Cité des Pigeonniers - bâtiment I

Qu’est-ce que tu veux faire plus tard ?
Mourir par balle est une réponse relativement courante et totalement dénuée d’ironie. On y retrouve les yeux qui brillent, ou qui se troublent, les yeux dans le vide, soit les yeux éternels des enfants au seuil des vocations.

Le bâtiment I a beau avoir été le premier à prendre feu, lorsque tout le quartier des Pigeonniers s’est embrasé, au cours des six semaines d’émeute qui ont suivi le premier mort, il est le seul bâtiment encore debout. Inaccessible dans les gravats, alors que les pelleteuses s’acharnent à se tailler un chemin entre les murs branlants qui menacent de s’effondrer à tout moment. Le plus petit, au milieu. Un symbole ? Et Booz hoche la tête. Encore une erreur d’appréciation. Pov débile, ne dit pas Booz, mais tout son corps l’exprime. L’insistance du bâtiment I, comme un doigt crochu et fuligineux dressé dans le chantier, un gigantesque doigt d’honneur au plein milieu du projet urbain, n’est pas un symbole. C’est un acte. Une charge. De la pure magie en fonction.

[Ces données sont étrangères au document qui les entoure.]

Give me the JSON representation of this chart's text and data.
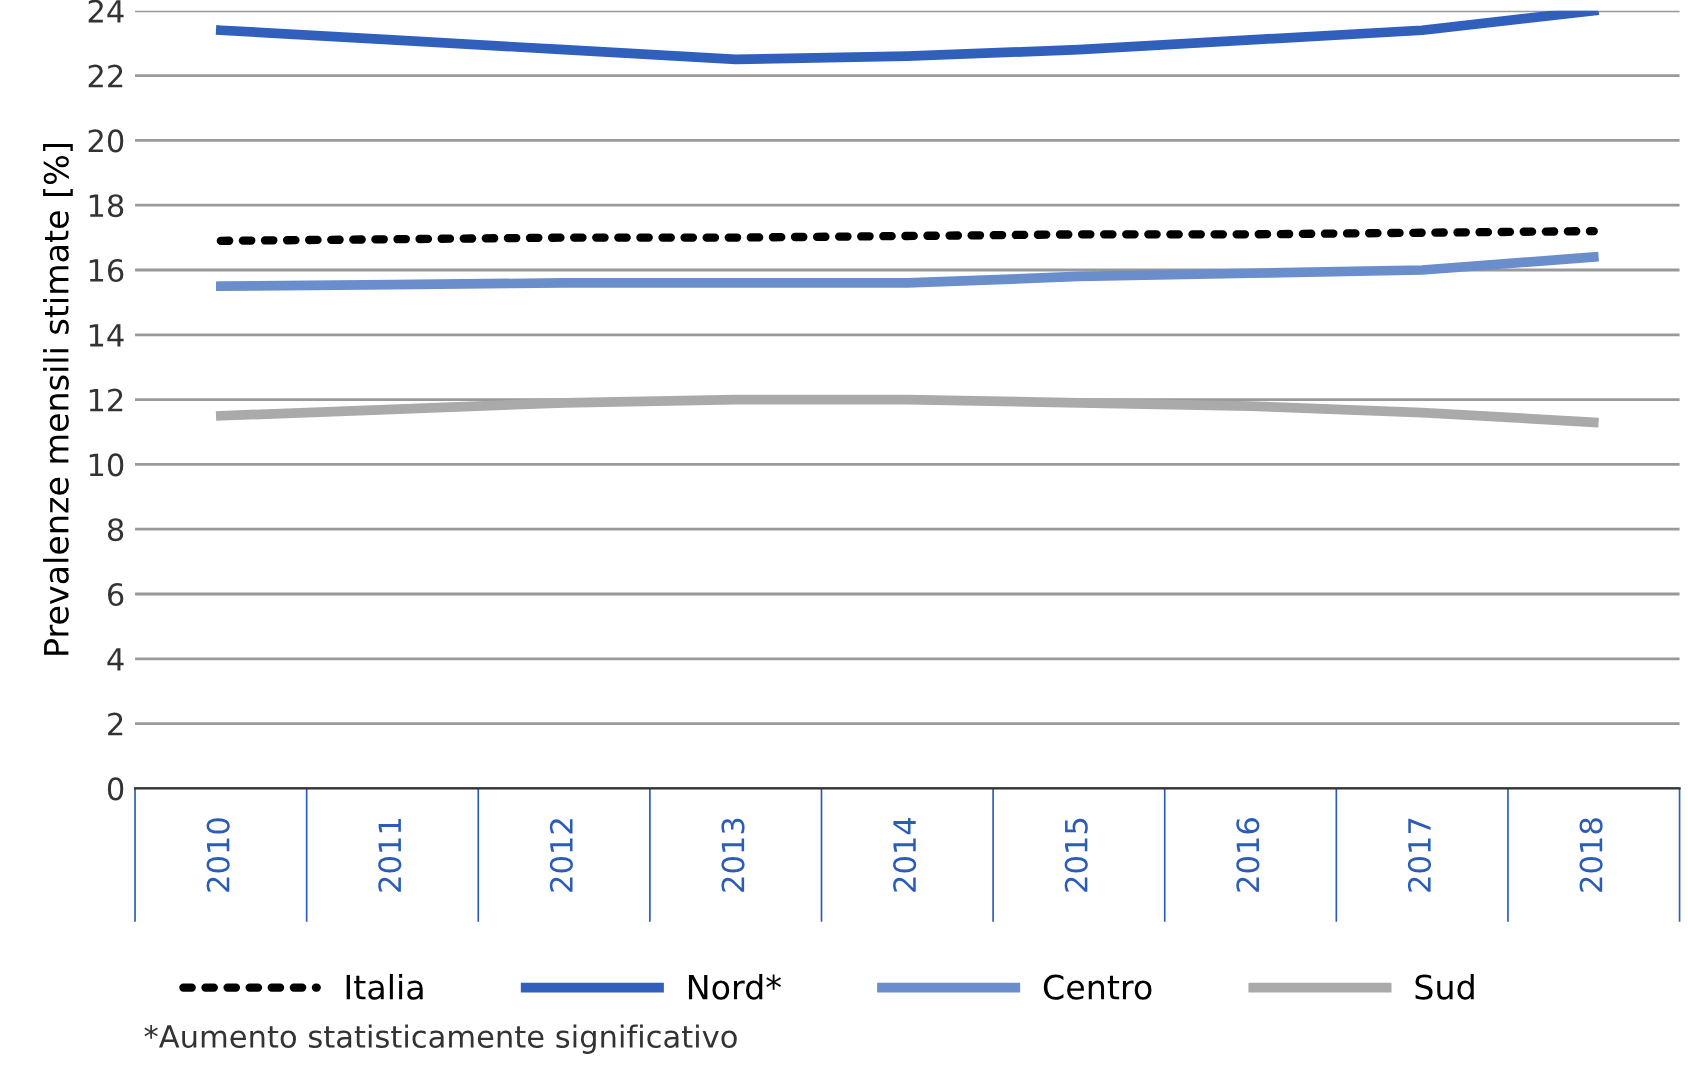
{
  "chart_data": {
    "type": "line",
    "ylabel": "Prevalenze mensili stimate [%]",
    "categories": [
      "2010",
      "2011",
      "2012",
      "2013",
      "2014",
      "2015",
      "2016",
      "2017",
      "2018"
    ],
    "series": [
      {
        "name": "Italia",
        "color": "#000000",
        "line_style": "dotted",
        "values": [
          16.9,
          16.95,
          17.0,
          17.0,
          17.05,
          17.1,
          17.1,
          17.15,
          17.2
        ]
      },
      {
        "name": "Nord*",
        "color": "#3060bb",
        "line_style": "solid",
        "values": [
          23.4,
          23.1,
          22.8,
          22.5,
          22.6,
          22.8,
          23.1,
          23.4,
          24.0
        ]
      },
      {
        "name": "Centro",
        "color": "#6a8ecc",
        "line_style": "solid",
        "values": [
          15.5,
          15.55,
          15.6,
          15.6,
          15.6,
          15.8,
          15.9,
          16.0,
          16.4
        ]
      },
      {
        "name": "Sud",
        "color": "#aaaaaa",
        "line_style": "solid",
        "values": [
          11.5,
          11.7,
          11.9,
          12.0,
          12.0,
          11.9,
          11.8,
          11.6,
          11.3
        ]
      }
    ],
    "ylim": [
      0,
      24
    ],
    "yticks": [
      0,
      2,
      4,
      6,
      8,
      10,
      12,
      14,
      16,
      18,
      20,
      22,
      24
    ],
    "grid": "y",
    "legend": "bottom",
    "marker": "none",
    "annotations": [
      "*Aumento statisticamente significativo"
    ]
  }
}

Philosophie. De tout tu peux faire une force.
— Si tu veux comprendre les Pigeonniers, regarde juste ce bâtiment. Regarde-le résister. Regarde-le qui ne tombe pas. Démoli, bombardé, brûlé, toujours là. Regarde-le pointer. Regarde-le : il vous emmerde. Regarde-le, méchant et amianté. Regarde ses tiges de fer qui lui sortent de partout, comme les cheveux d’une sorcière. Regarde tout le mal qu’il peut te faire. Regarde. Mais tiens-toi à bonne distance. Car tu n’as rien à faire ici. Toi qui n’es pas du quartier. Toi qui n’en es pas. Toi, l’étranger. Fais-toi discret. Regarde, mais, lui, s’il te voit, prends tes jambes à ton cou.
Mooz rit. Il y a une rythmique qui épouse les pas de ta course, quand tu cherches à leur échapper.
Une rythmique qui est un tout petit morceau de la bande-son de la guerre civile. Marrant. Hein ? Vraiment marrant.